Refractory cabergoline intolerance or resistance are classic indications for transphenoidal surgery.¹⁵ Traditionally, medical therapy was favored over surgery for managing prolactinomas due to its effectiveness and the risk of post-surgical hypopituitarism associated with surgery. However, in light of recent evidence showing a high risk of recurrence with DA withdrawal, transsphenoidal resection has emerged as an attractive option for patients who prefer the chance of an immediate cure. Furthermore, advances in surgical techniques, particularly the endoscopic transsphenoidal approach, have demonstrated high remission rates (approximately 80%) and low recurrence rates (approximately 10%) for microprolactinomas.¹⁶ However, the performance of surgery in macroprolactinomas is significantly lower due to their often invasive nature, which prevents complete resection.¹ Using the Knosp classification to objectively assess cavernous sinus invasion, it has been postulated that patients with prolactinomas who are either Knosp grade0 (microprolactinomas or purely intrasellar macroprolactinomas) or Knosp grade 1 (macroprolactinomas that extend beyond the medial margins but not beyond the midpoint of the supra- and intracavernous internal carotid arteries) are good candidates for surgery. A low burden of postoperative complications could be expected in these cases if surgery is performed by a high-volume neurosurgeon at a specialized center for pituitary tumors.¹⁷ In these cases, both medical therapy and surgery should be suggested as potential first-line therapeutic choices, and the ultimate decision should be guided by the characteristics of the individual case and patient preference.¹⁸ A list of possible indications for surgery in prolactinomas is shown in Figure 1.

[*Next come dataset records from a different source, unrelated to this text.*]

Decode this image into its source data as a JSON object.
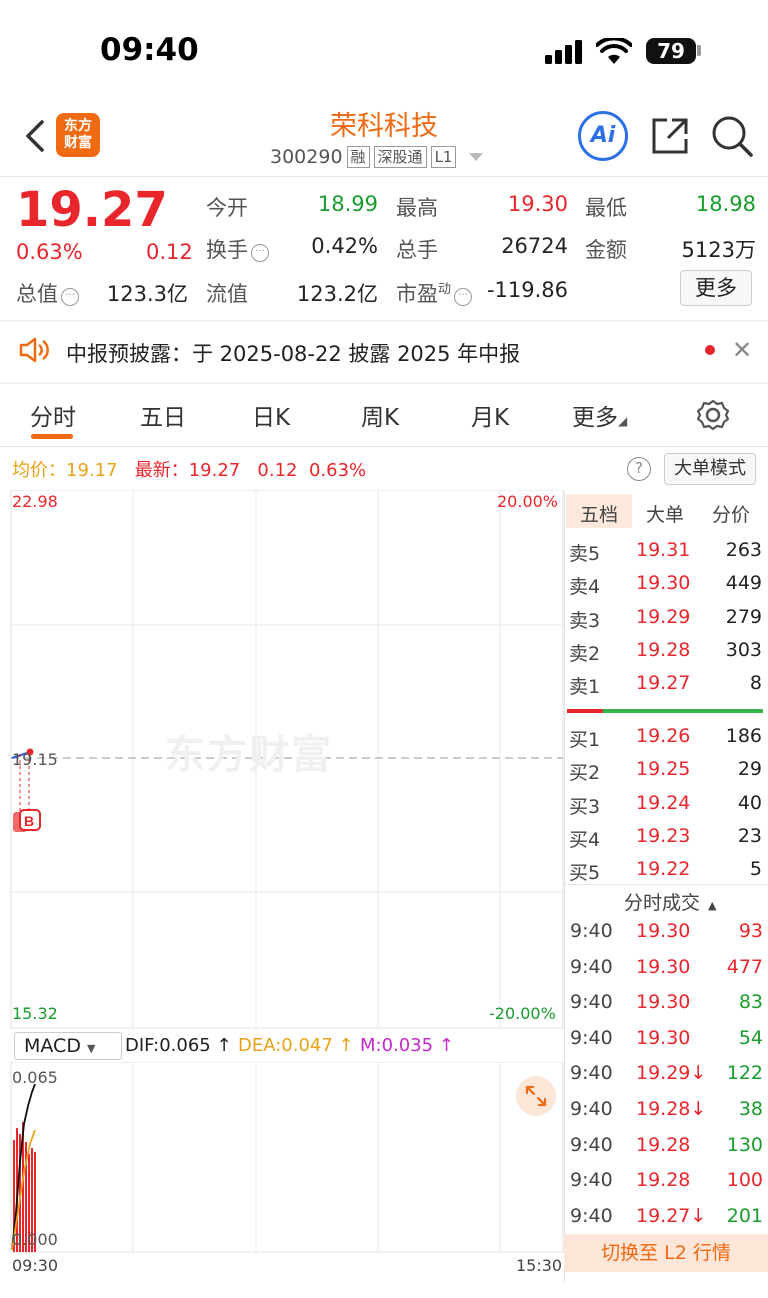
{
  "status_bar": {
    "time": "09:40",
    "battery": "79"
  },
  "header": {
    "logo_line1": "东方",
    "logo_line2": "财富",
    "title": "荣科科技",
    "code": "300290",
    "tags": [
      "融",
      "深股通",
      "L1"
    ],
    "ai_label": "Ai"
  },
  "quote": {
    "price": "19.27",
    "change_pct": "0.63%",
    "change": "0.12",
    "fields": {
      "open_label": "今开",
      "open": "18.99",
      "high_label": "最高",
      "high": "19.30",
      "low_label": "最低",
      "low": "18.98",
      "turnover_label": "换手",
      "turnover": "0.42%",
      "volume_label": "总手",
      "volume": "26724",
      "amount_label": "金额",
      "amount": "5123万",
      "mktcap_label": "总值",
      "mktcap": "123.3亿",
      "float_label": "流值",
      "float": "123.2亿",
      "pe_label": "市盈",
      "pe_sup": "动",
      "pe": "-119.86"
    },
    "more_label": "更多"
  },
  "notice": {
    "text": "中报预披露：于 2025-08-22 披露 2025 年中报"
  },
  "tabs": [
    "分时",
    "五日",
    "日K",
    "周K",
    "月K",
    "更多"
  ],
  "chart": {
    "avg_label": "均价：",
    "avg_value": "19.17",
    "latest_label": "最新：",
    "latest_value": "19.27",
    "latest_change": "0.12",
    "latest_pct": "0.63%",
    "bigorder_label": "大单模式",
    "help_icon": "question-circle-icon",
    "y_max": "22.98",
    "y_min": "15.32",
    "pct_max": "20.00%",
    "pct_min": "-20.00%",
    "prev_close": "19.15",
    "watermark": "东方财富",
    "marker": "B",
    "time_start": "09:30",
    "time_end": "15:30"
  },
  "macd": {
    "label": "MACD",
    "dif": "DIF:0.065 ↑",
    "dea": "DEA:0.047 ↑",
    "m": "M:0.035 ↑",
    "y_max": "0.065",
    "y_zero": "0.000"
  },
  "orderbook": {
    "tabs": [
      "五档",
      "大单",
      "分价"
    ],
    "asks": [
      {
        "label": "卖5",
        "price": "19.31",
        "vol": "263"
      },
      {
        "label": "卖4",
        "price": "19.30",
        "vol": "449"
      },
      {
        "label": "卖3",
        "price": "19.29",
        "vol": "279"
      },
      {
        "label": "卖2",
        "price": "19.28",
        "vol": "303"
      },
      {
        "label": "卖1",
        "price": "19.27",
        "vol": "8"
      }
    ],
    "bids": [
      {
        "label": "买1",
        "price": "19.26",
        "vol": "186"
      },
      {
        "label": "买2",
        "price": "19.25",
        "vol": "29"
      },
      {
        "label": "买3",
        "price": "19.24",
        "vol": "40"
      },
      {
        "label": "买4",
        "price": "19.23",
        "vol": "23"
      },
      {
        "label": "买5",
        "price": "19.22",
        "vol": "5"
      }
    ],
    "ratio_ask": 0.18,
    "trades_title": "分时成交",
    "trades": [
      {
        "time": "9:40",
        "price": "19.30",
        "vol": "93",
        "color": "red"
      },
      {
        "time": "9:40",
        "price": "19.30",
        "vol": "477",
        "color": "red"
      },
      {
        "time": "9:40",
        "price": "19.30",
        "vol": "83",
        "color": "green"
      },
      {
        "time": "9:40",
        "price": "19.30",
        "vol": "54",
        "color": "green"
      },
      {
        "time": "9:40",
        "price": "19.29↓",
        "vol": "122",
        "color": "green"
      },
      {
        "time": "9:40",
        "price": "19.28↓",
        "vol": "38",
        "color": "green"
      },
      {
        "time": "9:40",
        "price": "19.28",
        "vol": "130",
        "color": "green"
      },
      {
        "time": "9:40",
        "price": "19.28",
        "vol": "100",
        "color": "red"
      },
      {
        "time": "9:40",
        "price": "19.27↓",
        "vol": "201",
        "color": "green"
      }
    ],
    "l2_label": "切换至 L2 行情"
  }
}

Fig. 1: Indications for surgery in prolactin-secreting pituitary neuroendocrine tumor (PitNETs). Graphic representations of possible indication for surgery in patients with prolactinoma over the course of the disease, as illustrated by the purple arrow

Prolactinoma and fertility

Female patients with prolactinomas who are considering pregnancy should be informed of the medical and surgical options for managing their condition. Several factors need to be considered, such as the woman’s age, tumor size, and degree of associated infertility. Fortunately, most cases in premenopausal women are microprolactinomas. DA therapy is effective in correcting hypogonadism and restoring ovulation in these patients. Cabergoline remains the agent of choice, even for individuals pursuing fertility, due to increasing safety data. However, DA should be discontinued as soon as pregnancy is confirmed. In patients with macroprolactinomas, the risk of enlargement during pregnancy is approximately 20%, but this risk substantially decreases with prior treatment.¹⁹ Depending on the patient’s age, the choice is between waiting for tumor shrinkage with DA, which will take several months or even years, versus direct surgical approach, which, if effective, will confer immediate results but also exposes the patient to the risk of hypopituitarism. For patients who become pregnant despite having a large macroprolactinoma, it is important to consider the option of maintaining DA therapy during pregnancy.